In an open letter, the group said that there has been an open and public exhibit of hatred towards minorities in India in the public discourse through television news and social media.
“The usage of othering, dehumanising and demonising language while referring to minorities has reached alarming levels, and acts of violent hate crimes, often by organised and radicalised groups, against minorities have seen a rise,” the letter said.
It added: “The inaction of police and security forces during recent communal riots, as well as the acquittal or pardoning of culprits involved in rape and mass murder during previous instances of riots, coupled with the silence of authorities, has signalled a glaring level of complacency in place of urgency by the government.”
Since May 3, the northeastern state of Manipur has been wrecked with ethnic violence between the Kukis and the Meiteis. The violence has left 187 persons dead and at least 60,000 people displaced.
In Haryana, communal violence has gripped Nuh and Gurugram districts since last week following a clash between Hindus and Muslims during a procession organised by the Bajrang Dal and the Vishwa Hindu Parishad. The violence has also compelled Muslim migrant workers to flee their shanties.
The letter was also referring to the Gujarat government decision on on August 15 to approve the application under its remission policy to release all the 11 men sentence to life term in the 2002 Bilkis Bano gangrape and murder case.
The signatories of the letter include Anubha Dhasmana, Shalique MS, Raghavan Srinivasan (retired), Arpita Chatterjee and Mira Bakhru (retired).

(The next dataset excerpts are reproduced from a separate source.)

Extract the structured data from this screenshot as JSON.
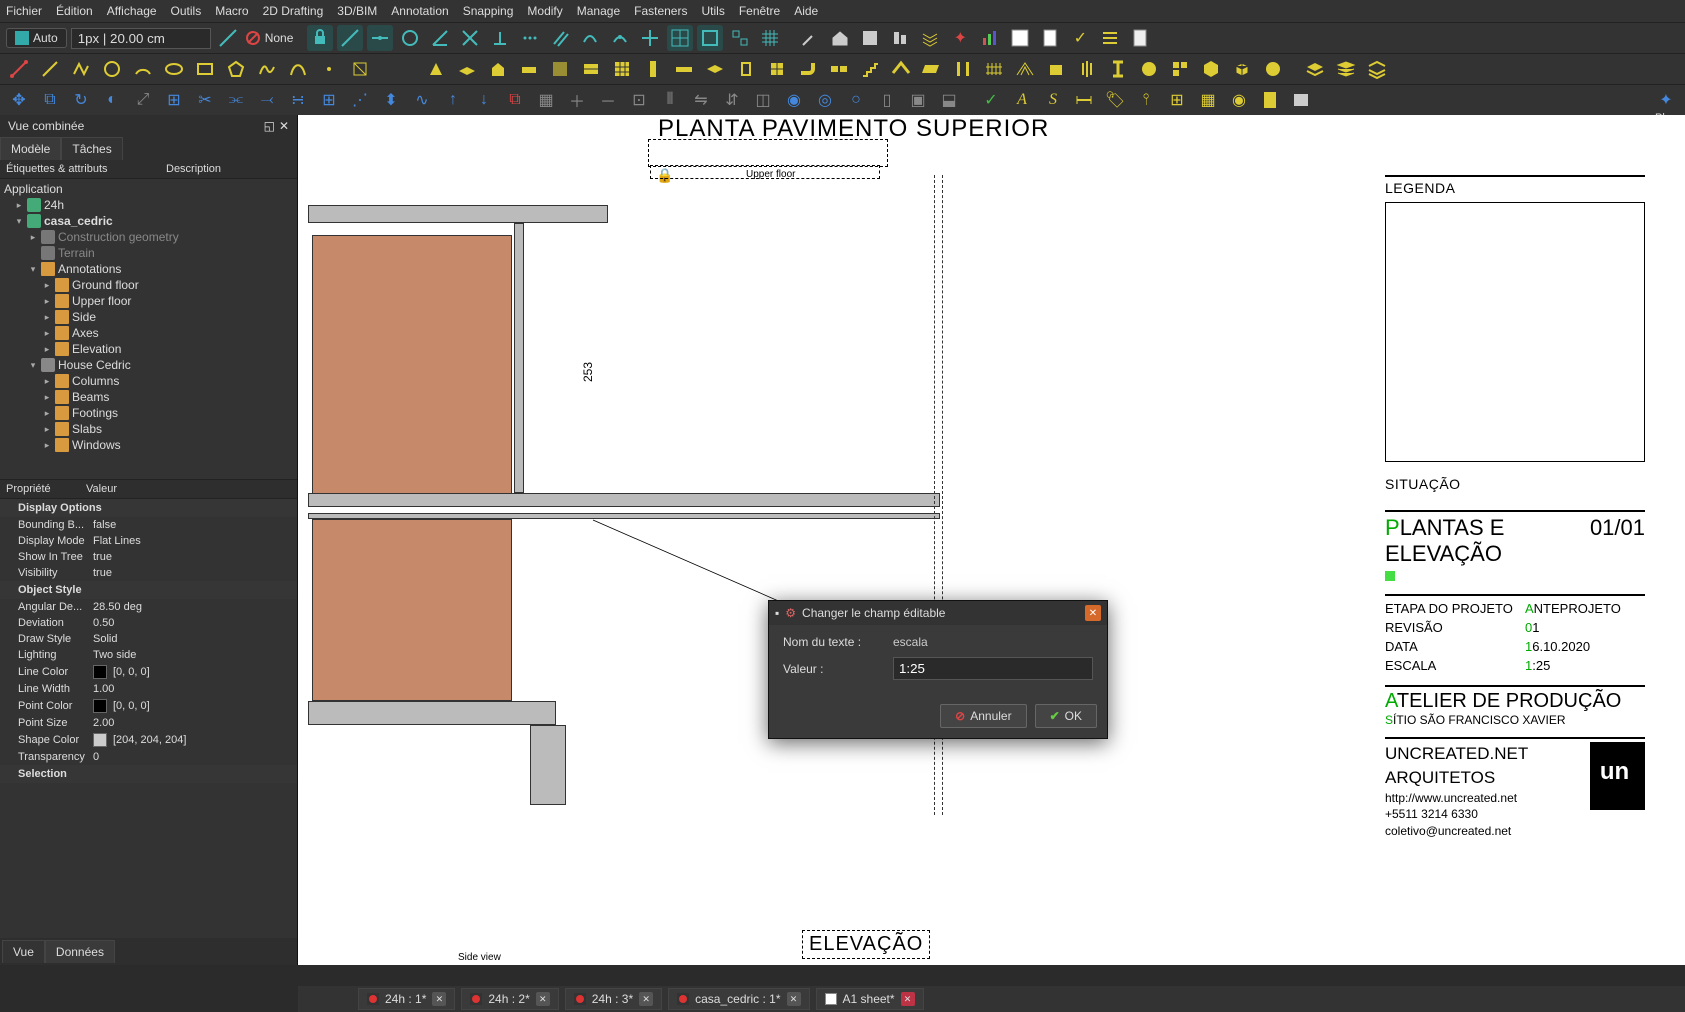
{
  "menu": [
    "Fichier",
    "Édition",
    "Affichage",
    "Outils",
    "Macro",
    "2D Drafting",
    "3D/BIM",
    "Annotation",
    "Snapping",
    "Modify",
    "Manage",
    "Fasteners",
    "Utils",
    "Fenêtre",
    "Aide"
  ],
  "toolbar1": {
    "auto": "Auto",
    "size": "1px | 20.00 cm",
    "none": "None"
  },
  "left_panel": {
    "title": "Vue combinée",
    "tabs": [
      "Modèle",
      "Tâches"
    ],
    "header1": "Étiquettes & attributs",
    "header2": "Description",
    "tree": {
      "app": "Application",
      "nodes": [
        {
          "d": 1,
          "arrow": "▸",
          "icon": "doc",
          "label": "24h"
        },
        {
          "d": 1,
          "arrow": "▾",
          "icon": "doc",
          "label": "casa_cedric",
          "bold": true
        },
        {
          "d": 2,
          "arrow": "▸",
          "icon": "grey",
          "label": "Construction geometry",
          "dim": true
        },
        {
          "d": 2,
          "arrow": "",
          "icon": "grey",
          "label": "Terrain",
          "dim": true
        },
        {
          "d": 2,
          "arrow": "▾",
          "icon": "folder",
          "label": "Annotations"
        },
        {
          "d": 3,
          "arrow": "▸",
          "icon": "folder",
          "label": "Ground floor"
        },
        {
          "d": 3,
          "arrow": "▸",
          "icon": "folder",
          "label": "Upper floor"
        },
        {
          "d": 3,
          "arrow": "▸",
          "icon": "folder",
          "label": "Side"
        },
        {
          "d": 3,
          "arrow": "▸",
          "icon": "folder",
          "label": "Axes"
        },
        {
          "d": 3,
          "arrow": "▸",
          "icon": "folder",
          "label": "Elevation"
        },
        {
          "d": 2,
          "arrow": "▾",
          "icon": "house",
          "label": "House Cedric"
        },
        {
          "d": 3,
          "arrow": "▸",
          "icon": "folder",
          "label": "Columns"
        },
        {
          "d": 3,
          "arrow": "▸",
          "icon": "folder",
          "label": "Beams"
        },
        {
          "d": 3,
          "arrow": "▸",
          "icon": "folder",
          "label": "Footings"
        },
        {
          "d": 3,
          "arrow": "▸",
          "icon": "folder",
          "label": "Slabs"
        },
        {
          "d": 3,
          "arrow": "▸",
          "icon": "folder",
          "label": "Windows"
        }
      ]
    },
    "prop_header": {
      "k": "Propriété",
      "v": "Valeur"
    },
    "props": [
      {
        "group": "Display Options"
      },
      {
        "k": "Bounding B...",
        "v": "false"
      },
      {
        "k": "Display Mode",
        "v": "Flat Lines"
      },
      {
        "k": "Show In Tree",
        "v": "true"
      },
      {
        "k": "Visibility",
        "v": "true"
      },
      {
        "group": "Object Style"
      },
      {
        "k": "Angular De...",
        "v": "28.50 deg"
      },
      {
        "k": "Deviation",
        "v": "0.50"
      },
      {
        "k": "Draw Style",
        "v": "Solid"
      },
      {
        "k": "Lighting",
        "v": "Two side"
      },
      {
        "k": "Line Color",
        "v": "[0, 0, 0]",
        "swatch": "black"
      },
      {
        "k": "Line Width",
        "v": "1.00"
      },
      {
        "k": "Point Color",
        "v": "[0, 0, 0]",
        "swatch": "black"
      },
      {
        "k": "Point Size",
        "v": "2.00"
      },
      {
        "k": "Shape Color",
        "v": "[204, 204, 204]",
        "swatch": "grey"
      },
      {
        "k": "Transparency",
        "v": "0"
      },
      {
        "group": "Selection"
      }
    ],
    "bottom_tabs": [
      "Vue",
      "Données"
    ]
  },
  "drawing": {
    "plan_title": "PLANTA PAVIMENTO SUPERIOR",
    "upper_floor": "Upper floor",
    "elev_title": "ELEVAÇÃO",
    "side_view": "Side view",
    "dim": "253"
  },
  "titleblock": {
    "legenda": "LEGENDA",
    "situacao": "SITUAÇÃO",
    "main_title": "PLANTAS E ELEVAÇÃO",
    "page": "01/01",
    "rows": [
      {
        "k": "ETAPA DO PROJETO",
        "v": "ANTEPROJETO"
      },
      {
        "k": "REVISÃO",
        "v": "01"
      },
      {
        "k": "DATA",
        "v": "16.10.2020"
      },
      {
        "k": "ESCALA",
        "v": "1:25"
      }
    ],
    "atelier": "ATELIER DE PRODUÇÃO",
    "sitio": "SÍTIO SÃO FRANCISCO XAVIER",
    "firm": "UNCREATED.NET ARQUITETOS",
    "contact": [
      "http://www.uncreated.net",
      "+5511 3214 6330",
      "coletivo@uncreated.net"
    ]
  },
  "dialog": {
    "title": "Changer le champ éditable",
    "name_label": "Nom du texte :",
    "name_value": "escala",
    "value_label": "Valeur :",
    "value_value": "1:25",
    "cancel": "Annuler",
    "ok": "OK"
  },
  "doc_tabs": [
    {
      "label": "24h : 1*",
      "fc": "#d33"
    },
    {
      "label": "24h : 2*",
      "fc": "#d33"
    },
    {
      "label": "24h : 3*",
      "fc": "#d33"
    },
    {
      "label": "casa_cedric : 1*",
      "fc": "#d33"
    },
    {
      "label": "A1 sheet*",
      "fc": "#fff",
      "active": true
    }
  ],
  "right_clip": "Pla"
}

In their letter, the faculty members said that these incidents concern corporate India as they point towards an increasing risk of violent conflicts in the country.
“In the worst case, such acts of violence could culminate into a genocide, which would annihilate the social fabric as well as the economy of the country, casting a long dark shadow over India’s future,” they said. “Corporate India, which hopes to reach new frontiers of international growth and innovation in the 21st century, cannot afford to live with even a small possibility of such a scenario.”
They added: “The deteriorating social fabric in the country, due to increasing hate and dehumanising speech and radicalisation, shall inevitably lead to escalating violence and socioeconomic uncertainty, permanently paralysing the future of the country.”
The group urged leaders of corporate India to support responsible stakeholders instead of funding news channels or social media organisations that run shows or promote hatred towards minorities of India.
“Conduct an internal audit to ensure that their [coroporations] funds, in forms like advertising or donations, go to only such stakeholders, like news and social media organizations that conduct themselves responsibly, and not fan the flames of hate and misinformation,” the letter said.
They also urged corporate leaders to conduct timely diversity and inclusion sensitisation events within their organisations to ensure their work culture remains welcoming to people of a variety of faiths and social backgrounds.
The Supreme Court, on multiple occasions, has also taken note of hate speeches on television news debates or by politicians.
In April, the Supreme Court ordered all states and Union Territories to register cases against instances of hate speech even if no complaint is filed.
Earlier in March, the bench had observed that hate speech would end if politicians stop misusing religion. It also called hate speech a “vicious circle” and said that such utterings are being made by fringe elements and that people should restrain themselves from doing so.